第17章  xxx ending √2:KEIJI



「カオリー……俺、寂しか、っうう」

 ひーん、と小さく喉を鳴らす光太郎。

 普段は騒音レベルでうるさいくせに、泣くときはこんなにも静かだなんて。放っとくワケにはいかないじゃない。

「泣きすぎ、ほら、もう泣かない」

 よしよし。頭を撫でる。
 ポフポフ。背中を叩く。

 身体を丸めて私に抱きつく光太郎は、相変わらず大きくて、懐かしい匂いがした。オウルの店内で焚いてるお香だ。なんだか安心する。

「マジで二度と会えないかと思った」

「大袈裟だよ……同じ町にいるのに」

 やっと落ちついた彼が鼻を啜る。身体を離して、お互いをジッと見つめる。こうして顔を合わせるのは、イーグルに引き抜かれた夜以来だ。


「また会えてよかった!」

 へへっ、彼が笑った。


 ああ、光太郎だ。
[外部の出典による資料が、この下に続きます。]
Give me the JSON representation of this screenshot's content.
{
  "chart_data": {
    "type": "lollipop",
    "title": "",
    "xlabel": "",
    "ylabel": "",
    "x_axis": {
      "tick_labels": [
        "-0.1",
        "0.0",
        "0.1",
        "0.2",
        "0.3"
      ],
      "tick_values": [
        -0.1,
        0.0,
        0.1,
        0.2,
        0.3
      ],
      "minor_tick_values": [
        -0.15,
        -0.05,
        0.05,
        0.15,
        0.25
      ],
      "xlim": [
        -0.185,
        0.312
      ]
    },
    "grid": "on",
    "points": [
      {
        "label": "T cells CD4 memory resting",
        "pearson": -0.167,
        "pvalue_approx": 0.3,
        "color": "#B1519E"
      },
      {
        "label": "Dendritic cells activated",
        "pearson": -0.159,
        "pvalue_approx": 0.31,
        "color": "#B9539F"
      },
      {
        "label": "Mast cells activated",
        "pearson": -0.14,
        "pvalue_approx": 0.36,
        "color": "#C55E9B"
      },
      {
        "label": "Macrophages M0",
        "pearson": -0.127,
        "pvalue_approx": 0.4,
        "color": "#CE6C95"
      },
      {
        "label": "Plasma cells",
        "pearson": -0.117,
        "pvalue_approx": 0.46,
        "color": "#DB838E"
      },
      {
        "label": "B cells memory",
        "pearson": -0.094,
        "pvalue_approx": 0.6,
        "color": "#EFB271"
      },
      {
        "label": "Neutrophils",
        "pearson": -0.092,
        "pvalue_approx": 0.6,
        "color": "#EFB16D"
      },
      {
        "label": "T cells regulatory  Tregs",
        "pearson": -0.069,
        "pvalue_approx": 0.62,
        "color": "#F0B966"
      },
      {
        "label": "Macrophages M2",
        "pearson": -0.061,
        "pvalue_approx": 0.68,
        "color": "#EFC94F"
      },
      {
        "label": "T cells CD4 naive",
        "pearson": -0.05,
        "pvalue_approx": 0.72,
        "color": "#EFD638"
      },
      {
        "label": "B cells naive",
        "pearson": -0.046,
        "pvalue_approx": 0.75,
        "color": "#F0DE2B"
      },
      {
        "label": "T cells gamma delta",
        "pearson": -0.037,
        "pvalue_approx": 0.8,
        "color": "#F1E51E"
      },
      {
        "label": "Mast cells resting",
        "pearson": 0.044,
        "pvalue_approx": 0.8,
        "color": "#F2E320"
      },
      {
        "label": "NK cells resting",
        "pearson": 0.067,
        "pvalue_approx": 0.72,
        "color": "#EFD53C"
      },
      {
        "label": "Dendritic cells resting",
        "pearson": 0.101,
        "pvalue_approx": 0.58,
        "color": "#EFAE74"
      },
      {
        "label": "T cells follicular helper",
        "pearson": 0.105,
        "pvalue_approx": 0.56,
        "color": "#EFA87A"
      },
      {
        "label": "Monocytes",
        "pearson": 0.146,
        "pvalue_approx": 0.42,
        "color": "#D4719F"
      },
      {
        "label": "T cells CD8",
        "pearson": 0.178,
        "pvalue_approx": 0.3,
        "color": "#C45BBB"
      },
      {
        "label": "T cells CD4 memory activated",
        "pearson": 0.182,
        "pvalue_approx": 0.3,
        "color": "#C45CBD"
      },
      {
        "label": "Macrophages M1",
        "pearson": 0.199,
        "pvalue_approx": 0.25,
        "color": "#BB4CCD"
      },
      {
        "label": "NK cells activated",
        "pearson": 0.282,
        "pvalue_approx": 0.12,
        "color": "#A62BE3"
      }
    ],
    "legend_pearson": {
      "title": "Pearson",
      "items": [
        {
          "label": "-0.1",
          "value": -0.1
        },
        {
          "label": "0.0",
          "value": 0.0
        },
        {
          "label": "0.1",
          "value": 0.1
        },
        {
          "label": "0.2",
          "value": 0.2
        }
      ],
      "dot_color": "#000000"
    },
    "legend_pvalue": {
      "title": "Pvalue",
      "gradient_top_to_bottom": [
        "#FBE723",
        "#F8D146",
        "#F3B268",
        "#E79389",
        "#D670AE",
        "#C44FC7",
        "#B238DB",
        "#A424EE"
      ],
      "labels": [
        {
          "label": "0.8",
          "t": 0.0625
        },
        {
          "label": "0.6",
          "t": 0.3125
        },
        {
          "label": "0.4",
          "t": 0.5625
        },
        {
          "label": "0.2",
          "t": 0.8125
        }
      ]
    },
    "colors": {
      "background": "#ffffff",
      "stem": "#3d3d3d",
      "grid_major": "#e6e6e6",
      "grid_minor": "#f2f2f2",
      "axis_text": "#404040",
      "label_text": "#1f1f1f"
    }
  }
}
よかった。何も変わってない。──ちゃんと光太郎だね。

 京治さんの「ちゃんと」の意味が、やっと理解できた。


「感動の再会は済みましたか?」


 まるで狙いすましたかのように。

 クレーンゲームの影から京治さんが現れた。戻ってきた彼は、その腕に、不気味な金魚のぬいぐるみを抱いている。しかも巨大だ。

「どうしたんですか、それ」

「取った。カオリに似てたから」

 はいどうぞ、と胸に押しつけられる人形。ぶらさがったタグには【金魚草がついにヌイグルミ化!】と書かれている。

 いや、あの、プレゼントは嬉しいんですけど、なんで絶叫顔なのこの金魚。怖い。顔が。呪われそうだ。


「私に、似、て……あはは」


 京治さんの目には私がこう見えてるんですかね。このショックから立ち直るには、たぶん、相当時間がかかると思う。